Hand tracking detects the palm’s contour and each finger individually (Thumb, Index, Middle, Ring, Little), as well as the joints’ positions. When configuring, you can specify the maximum number of hands to track. This represents a first step toward creating future interfaces, where interaction with the digital world will feel as natural as interacting with the physical one.

// MARK: - Hand Detection Request
extension InputProcessingServiceImpl {
func setupHandDetectionRequest() {
let request = VNDetectHumanHandPoseRequest { [weak self] (request, error) in
guard
let results = request.results as? [VNHumanHandPoseObservation],
error == nil
else {
return
}
self?.eventSubject.send(results)
}
/// The default value for this property is 2
/// The maximum value for VNDetectHumanHandPoseRequestRevision1 is 6.
request.maximumHandCount = 2
visionRequests = [request]
logger.log(.info(.visionHandDetectionRequestSetup))
}
}
// MARK: - Hand Detection Drawing
extension OutputVisualisationServiceImpl {
func drawHandPoseObservations(_ observations: [VNHumanHandPoseObservation]) {
for handObservation in observations {
if let points = try? handObservation.recognizedPoints(.all) {
/// Draw the hand skeleton using the recognized points for joints and connections
drawHandSkeleton(points: points)
}
}
}
func drawHandSkeleton(points: [VNHumanHandPoseObservation.JointName: VNRecognizedPoint]) { … }
The hand and finger tracking capabilities in Vision Framework open up new possibilities for intuitive interaction with digital content, particularly in virtual and augmented reality applications.
These features provide a more natural, controller-free experience, which can greatly enhance workflows in a variety of professional fields. Examples include:
- Design and prototyping: Finger tracking allows designers to interact with 3D models, manipulate objects, and review prototypes without using physical controllers. This is especially useful in the automotive, aerospace, and manufacturing industries, where high levels of detail and realism are critical.
- Virtual reality training: In scenarios where employees use their hands (e.g., in maintenance or on production lines), hand tracking enables the simulation of real working conditions. This helps bridge the gap between training and actual tasks, providing more accurate preparation.

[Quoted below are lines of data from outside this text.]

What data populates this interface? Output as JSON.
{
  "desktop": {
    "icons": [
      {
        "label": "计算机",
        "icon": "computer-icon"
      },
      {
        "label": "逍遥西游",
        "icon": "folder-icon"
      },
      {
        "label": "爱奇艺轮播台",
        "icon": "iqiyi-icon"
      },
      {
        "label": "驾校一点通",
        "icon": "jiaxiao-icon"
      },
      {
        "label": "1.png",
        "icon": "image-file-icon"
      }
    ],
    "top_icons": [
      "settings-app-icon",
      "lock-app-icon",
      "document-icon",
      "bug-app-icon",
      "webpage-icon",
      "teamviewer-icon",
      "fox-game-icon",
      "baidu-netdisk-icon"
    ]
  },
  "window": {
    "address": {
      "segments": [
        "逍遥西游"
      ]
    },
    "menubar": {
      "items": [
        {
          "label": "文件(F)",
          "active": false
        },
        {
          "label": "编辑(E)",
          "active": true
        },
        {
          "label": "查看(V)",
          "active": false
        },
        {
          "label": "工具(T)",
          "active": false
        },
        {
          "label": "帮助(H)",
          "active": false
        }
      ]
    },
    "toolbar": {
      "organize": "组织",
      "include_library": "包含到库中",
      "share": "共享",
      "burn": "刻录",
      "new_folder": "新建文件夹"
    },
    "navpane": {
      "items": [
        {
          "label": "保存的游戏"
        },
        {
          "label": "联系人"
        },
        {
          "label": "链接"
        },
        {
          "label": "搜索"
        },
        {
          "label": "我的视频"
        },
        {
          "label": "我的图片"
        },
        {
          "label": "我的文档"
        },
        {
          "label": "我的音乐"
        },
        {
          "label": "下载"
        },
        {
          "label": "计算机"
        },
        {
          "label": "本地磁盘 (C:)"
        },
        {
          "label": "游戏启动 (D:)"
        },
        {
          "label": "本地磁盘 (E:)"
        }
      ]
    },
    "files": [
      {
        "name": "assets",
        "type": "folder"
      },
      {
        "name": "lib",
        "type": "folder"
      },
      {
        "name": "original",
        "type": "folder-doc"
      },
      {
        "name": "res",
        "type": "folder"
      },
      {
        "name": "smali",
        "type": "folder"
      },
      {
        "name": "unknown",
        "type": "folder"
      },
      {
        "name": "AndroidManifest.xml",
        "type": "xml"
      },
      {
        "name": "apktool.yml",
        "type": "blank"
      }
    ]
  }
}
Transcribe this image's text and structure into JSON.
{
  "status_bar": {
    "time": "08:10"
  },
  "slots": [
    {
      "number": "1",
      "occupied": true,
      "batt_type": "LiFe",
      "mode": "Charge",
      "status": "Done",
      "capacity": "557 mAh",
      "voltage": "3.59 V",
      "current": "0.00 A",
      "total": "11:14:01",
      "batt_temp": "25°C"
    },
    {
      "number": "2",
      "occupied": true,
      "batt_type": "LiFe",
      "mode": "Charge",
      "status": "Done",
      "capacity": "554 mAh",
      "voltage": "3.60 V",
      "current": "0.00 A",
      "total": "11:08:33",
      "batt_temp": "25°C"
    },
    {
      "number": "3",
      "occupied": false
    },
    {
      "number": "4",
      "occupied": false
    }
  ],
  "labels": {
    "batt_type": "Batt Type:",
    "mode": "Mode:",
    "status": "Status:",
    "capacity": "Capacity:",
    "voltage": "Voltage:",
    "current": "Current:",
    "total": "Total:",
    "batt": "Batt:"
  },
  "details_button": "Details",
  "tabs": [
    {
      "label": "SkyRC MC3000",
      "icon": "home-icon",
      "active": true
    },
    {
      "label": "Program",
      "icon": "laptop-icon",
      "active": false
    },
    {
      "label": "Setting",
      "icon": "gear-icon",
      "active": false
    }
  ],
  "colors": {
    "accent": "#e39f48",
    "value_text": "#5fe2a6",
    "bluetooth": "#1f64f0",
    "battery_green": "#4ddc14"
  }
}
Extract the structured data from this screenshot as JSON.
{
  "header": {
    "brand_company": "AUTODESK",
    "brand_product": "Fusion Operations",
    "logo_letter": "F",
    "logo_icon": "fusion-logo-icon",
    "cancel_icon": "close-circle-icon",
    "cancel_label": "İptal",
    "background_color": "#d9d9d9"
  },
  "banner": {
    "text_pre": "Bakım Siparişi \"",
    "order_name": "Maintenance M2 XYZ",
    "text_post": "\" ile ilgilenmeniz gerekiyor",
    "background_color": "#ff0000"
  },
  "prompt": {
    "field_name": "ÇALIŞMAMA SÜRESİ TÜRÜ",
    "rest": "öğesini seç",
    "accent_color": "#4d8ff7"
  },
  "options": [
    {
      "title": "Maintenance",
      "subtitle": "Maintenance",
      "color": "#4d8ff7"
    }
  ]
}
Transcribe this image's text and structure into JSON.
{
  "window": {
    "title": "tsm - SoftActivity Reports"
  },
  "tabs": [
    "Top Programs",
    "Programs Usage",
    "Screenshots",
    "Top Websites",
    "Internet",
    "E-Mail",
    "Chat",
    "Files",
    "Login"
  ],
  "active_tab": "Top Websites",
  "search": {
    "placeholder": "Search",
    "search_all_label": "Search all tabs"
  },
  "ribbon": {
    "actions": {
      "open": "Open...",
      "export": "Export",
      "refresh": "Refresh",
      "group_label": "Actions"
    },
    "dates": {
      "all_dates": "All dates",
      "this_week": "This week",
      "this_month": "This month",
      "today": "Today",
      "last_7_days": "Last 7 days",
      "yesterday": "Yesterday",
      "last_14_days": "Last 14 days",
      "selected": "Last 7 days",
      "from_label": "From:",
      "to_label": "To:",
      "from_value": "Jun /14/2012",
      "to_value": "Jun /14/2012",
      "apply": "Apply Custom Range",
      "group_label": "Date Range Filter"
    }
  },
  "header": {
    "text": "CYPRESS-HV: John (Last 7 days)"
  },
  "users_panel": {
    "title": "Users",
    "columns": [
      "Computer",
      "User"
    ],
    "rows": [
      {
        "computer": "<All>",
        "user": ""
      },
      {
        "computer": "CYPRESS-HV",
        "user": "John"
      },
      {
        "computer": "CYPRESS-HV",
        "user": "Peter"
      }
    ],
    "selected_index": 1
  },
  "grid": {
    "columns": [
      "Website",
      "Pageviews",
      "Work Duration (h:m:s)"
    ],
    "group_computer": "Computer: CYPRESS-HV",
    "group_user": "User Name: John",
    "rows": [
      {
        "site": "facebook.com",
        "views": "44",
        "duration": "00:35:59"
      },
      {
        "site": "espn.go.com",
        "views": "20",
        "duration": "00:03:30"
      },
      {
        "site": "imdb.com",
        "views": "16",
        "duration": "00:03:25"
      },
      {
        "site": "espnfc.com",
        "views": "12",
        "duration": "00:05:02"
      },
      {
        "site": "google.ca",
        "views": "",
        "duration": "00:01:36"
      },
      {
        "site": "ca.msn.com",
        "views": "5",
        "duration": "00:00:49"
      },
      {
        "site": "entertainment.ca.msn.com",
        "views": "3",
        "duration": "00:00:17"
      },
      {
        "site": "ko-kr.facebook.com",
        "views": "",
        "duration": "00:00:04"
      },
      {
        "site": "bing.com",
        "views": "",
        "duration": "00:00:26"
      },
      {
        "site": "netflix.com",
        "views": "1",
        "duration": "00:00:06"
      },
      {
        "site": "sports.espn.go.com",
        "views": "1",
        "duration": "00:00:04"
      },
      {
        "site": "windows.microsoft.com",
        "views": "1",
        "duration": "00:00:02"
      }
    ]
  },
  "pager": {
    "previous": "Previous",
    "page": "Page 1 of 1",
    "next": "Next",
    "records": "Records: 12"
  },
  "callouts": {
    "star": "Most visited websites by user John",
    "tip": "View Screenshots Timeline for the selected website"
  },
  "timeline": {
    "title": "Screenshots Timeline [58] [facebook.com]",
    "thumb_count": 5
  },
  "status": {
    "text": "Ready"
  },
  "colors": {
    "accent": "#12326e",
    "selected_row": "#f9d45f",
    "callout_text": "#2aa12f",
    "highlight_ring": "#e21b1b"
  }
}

- Remote collaboration: Hand and finger tracking in VR helps professionals working in remote teams effectively communicate and manipulate 3D models simultaneously, improving communication and speeding up decision-making during product development or project reviews.
What’s coming next?
The use cases described here showcase the incredible power and versatility of Vision Framework, but they are just the beginning for creating innovative computer vision applications. Integrating with CoreML opens up new possibilities, allowing you to use custom machine learning models for more complex and specialized tasks. This significantly expands Vision’s functionality, adapting it to the unique needs of your projects, and improving both accuracy and flexibility.
How do you plan to leverage these capabilities in your future projects?